Secure sharing: Maintaining the right balance

Think you can succeed by zeroing in on a single problem? Sorry, but life is not that simple.

Shutterstock image (by Ismagilov): Businessman with arrows pointing left and right.

Think you can succeed by zeroing in on a single problem? Sorry, but life is not that simple. (Image: Ismagilov / Shutterstock)

In his book “Polarity Management: Identifying and Managing Unsolvable Problems,” Barry Johnson makes the case that although we are trained from a young age to identify and solve problems, many of the challenges we face don’t reflect a single problem to solve. Far more often, the true challenge is a polarity of two things occurring simultaneously. By limiting our view to a single problem to solve, we miss the impact of the related issue that we’re not addressing and end up making things worse, not better.

Examples of polarities are all around us, and they include cost/quality, efficiency/effectiveness and change/stability. Technology leaders face a number of polarities masquerading as problems, and failure to grasp the importance of managing both ongoing issues will inevitably delay or destroy the best-laid transformation plans.

Information security professionals could minimize risk by walling off their organizations from the outside world in hopes of keeping out all the malicious actors. When taken to the extreme, however, that is a sure path to a self-inflicted denial-of-service attack. Bad things don’t get in, but necessary information doesn’t move either.

Similarly, if your job is to advance information sharing, your best efforts might fail to recognize that you’re under attack and your intellectual capital is being served up to adversaries and competitors. In a world where users demand access from any device, anywhere, a successful cyber strategy must embrace both information sharing and information security. By shifting our focus (and language) to “secure information sharing,” we will raise the bar on security while encouraging, rather than thwarting, the flow of knowledge.

By shifting our focus to “secure information sharing,” we will raise the bar on security while encouraging the flow of knowledge.

Another important polarity is determining the balance between work done at the enterprise and local levels. Way back in the last millennium when PalmPilots and Deep Blue roamed the earth, we lived in a world of local-area networks and systems. The advantages of doing things locally included a manageable scale, speed, agility and proximity to your customer. The downside of doing everything locally was that we wasted time and money developing duplicative solutions that were not interoperable and that created electronic barriers to sharing information.

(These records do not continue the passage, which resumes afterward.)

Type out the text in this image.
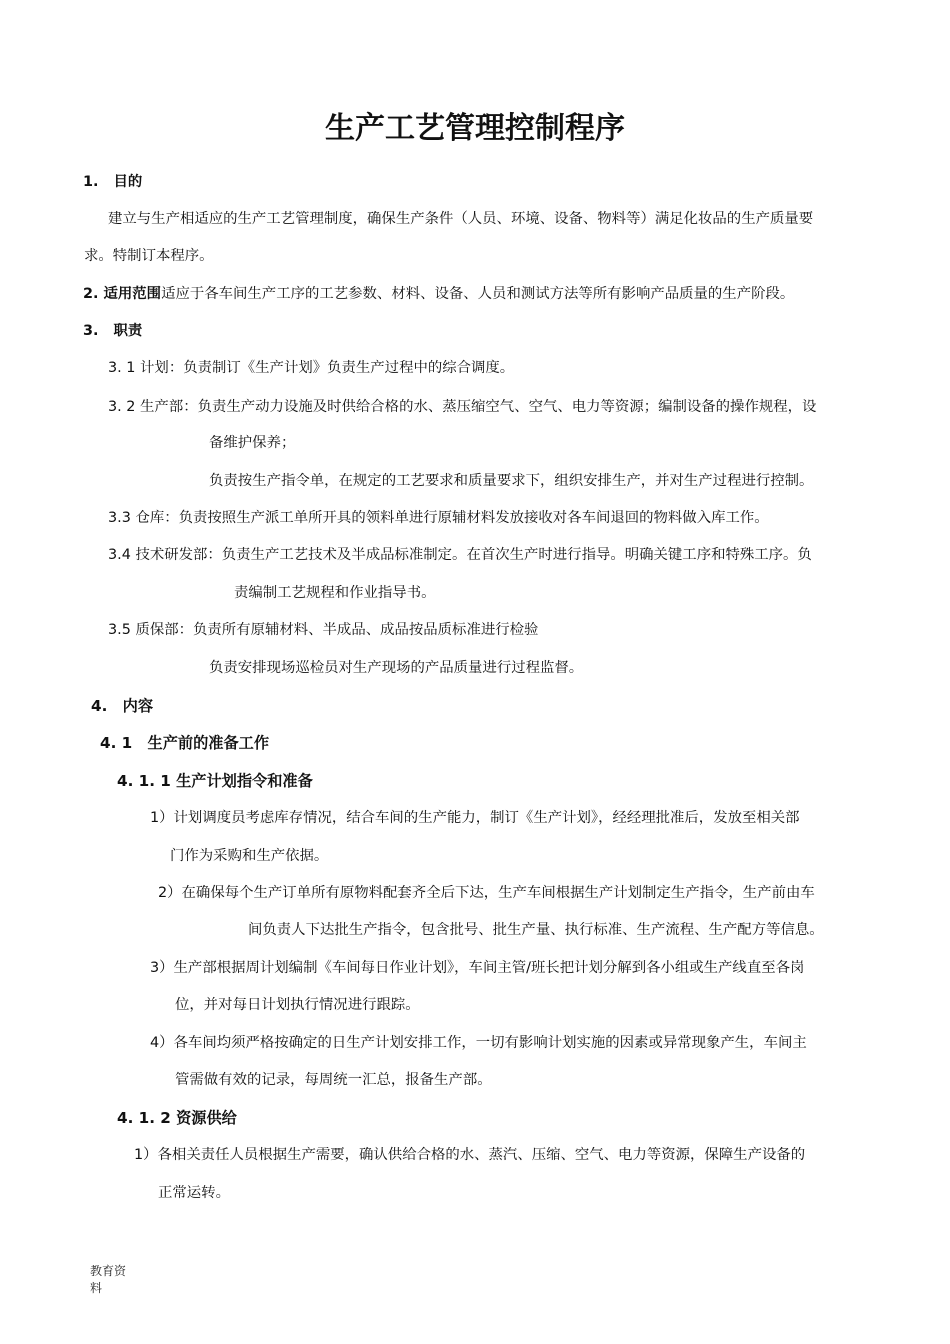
生产工艺管理控制程序
1. 目的
建立与生产相适应的生产工艺管理制度，确保生产条件（人员、环境、设备、物料等）满足化妆品的生产质量要
求。特制订本程序。
2. 适用范围适应于各车间生产工序的工艺参数、材料、设备、人员和测试方法等所有影响产品质量的生产阶段。
3. 职责
3. 1 计划：负责制订《生产计划》负责生产过程中的综合调度。
3. 2 生产部：负责生产动力设施及时供给合格的水、蒸压缩空气、空气、电力等资源；编制设备的操作规程，设
备维护保养；
负责按生产指令单，在规定的工艺要求和质量要求下，组织安排生产，并对生产过程进行控制。
3.3 仓库：负责按照生产派工单所开具的领料单进行原辅材料发放接收对各车间退回的物料做入库工作。
3.4 技术研发部：负责生产工艺技术及半成品标准制定。在首次生产时进行指导。明确关键工序和特殊工序。负
责编制工艺规程和作业指导书。
3.5 质保部：负责所有原辅材料、半成品、成品按品质标准进行检验
负责安排现场巡检员对生产现场的产品质量进行过程监督。
4. 内容
4. 1 生产前的准备工作
4. 1. 1 生产计划指令和准备
1）计划调度员考虑库存情况，结合车间的生产能力，制订《生产计划》，经经理批准后，发放至相关部
门作为采购和生产依据。
2）在确保每个生产订单所有原物料配套齐全后下达，生产车间根据生产计划制定生产指令，生产前由车
间负责人下达批生产指令，包含批号、批生产量、执行标准、生产流程、生产配方等信息。
3）生产部根据周计划编制《车间每日作业计划》，车间主管/班长把计划分解到各小组或生产线直至各岗
位，并对每日计划执行情况进行跟踪。
4）各车间均须严格按确定的日生产计划安排工作，一切有影响计划实施的因素或异常现象产生，车间主
管需做有效的记录，每周统一汇总，报备生产部。
4. 1. 2 资源供给
1）各相关责任人员根据生产需要，确认供给合格的水、蒸汽、压缩、空气、电力等资源，保障生产设备的
正常运转。
教育资
料
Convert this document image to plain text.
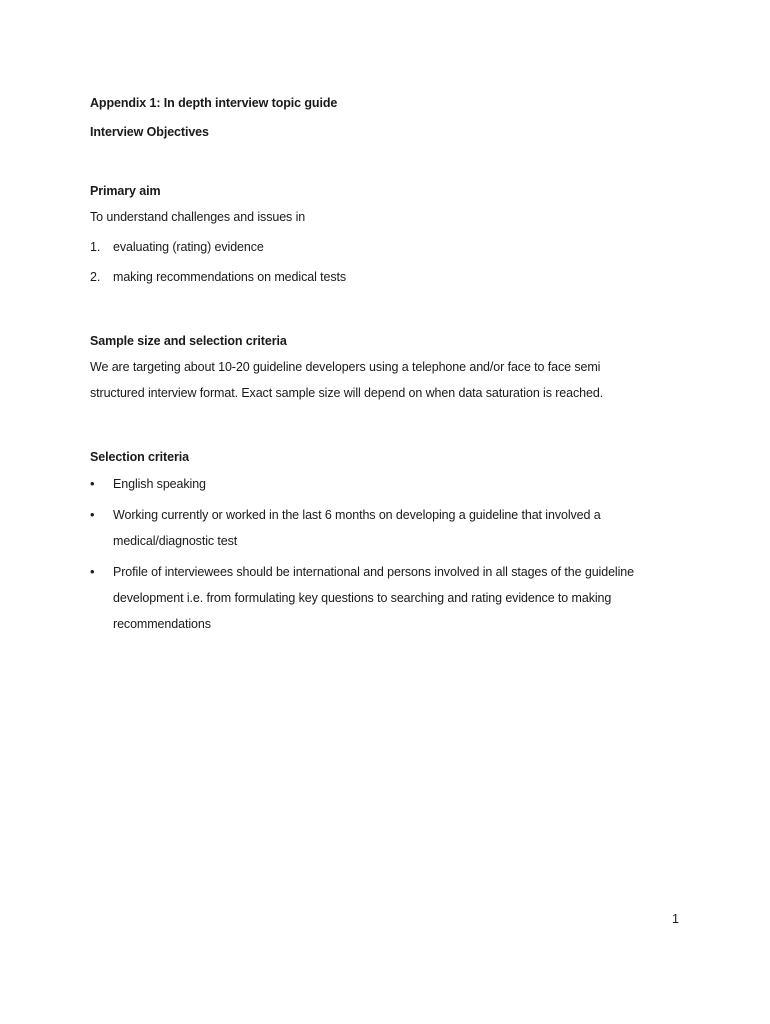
Appendix 1: In depth interview topic guide

Interview Objectives

Primary aim

To understand challenges and issues in

1.	evaluating (rating) evidence
2.	making recommendations on medical tests

Sample size and selection criteria

We are targeting about 10-20 guideline developers using a telephone and/or face to face semi

structured interview format. Exact sample size will depend on when data saturation is reached.

Selection criteria

•	English speaking
•	Working currently or worked in the last 6 months on developing a guideline that involved a medical/diagnostic test
•	Profile of interviewees should be international and persons involved in all stages of the guideline development i.e. from formulating key questions to searching and rating evidence to making recommendations
1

With the advent of the Internet Age, we discovered that we could eliminate the expense of duplicate, disparate solutions. However, the pendulum has perhaps swung too far toward doing things at the enterprise level, resulting in more than a few major system implementations that, due to their immense size, failed to delight anyone by trying to appease everyone.

Agile methodology has demonstrated the power of breaking work into smaller, modular increments, and locally developed apps that meet local needs are classic examples of bigger not always being better. However, if managing the scope of an effort becomes the problem to solve, your preference will always be for smaller solutions, blinding you to the other aspect of the polarity.

Sometimes “evolutionary” change through small engagements is the right path to build momentum and gain support. At other times, “revolutionary” change is needed. If the Defense Department had not demanded a single Common Access Card solution for all 3.5 million of its people, DOD officials would be years behind their current state in addressing identity management, information security, e-business and physical access issues.

We live in a world that demands choice in the applications and devices we use while deriving great value from consolidated offerings such as enterprise services and cloud computing. The art is to understand that both enterprise and local solutions have their place and to ensure that early in your work, you decide the optimal balance to effectively manage the polarity you face.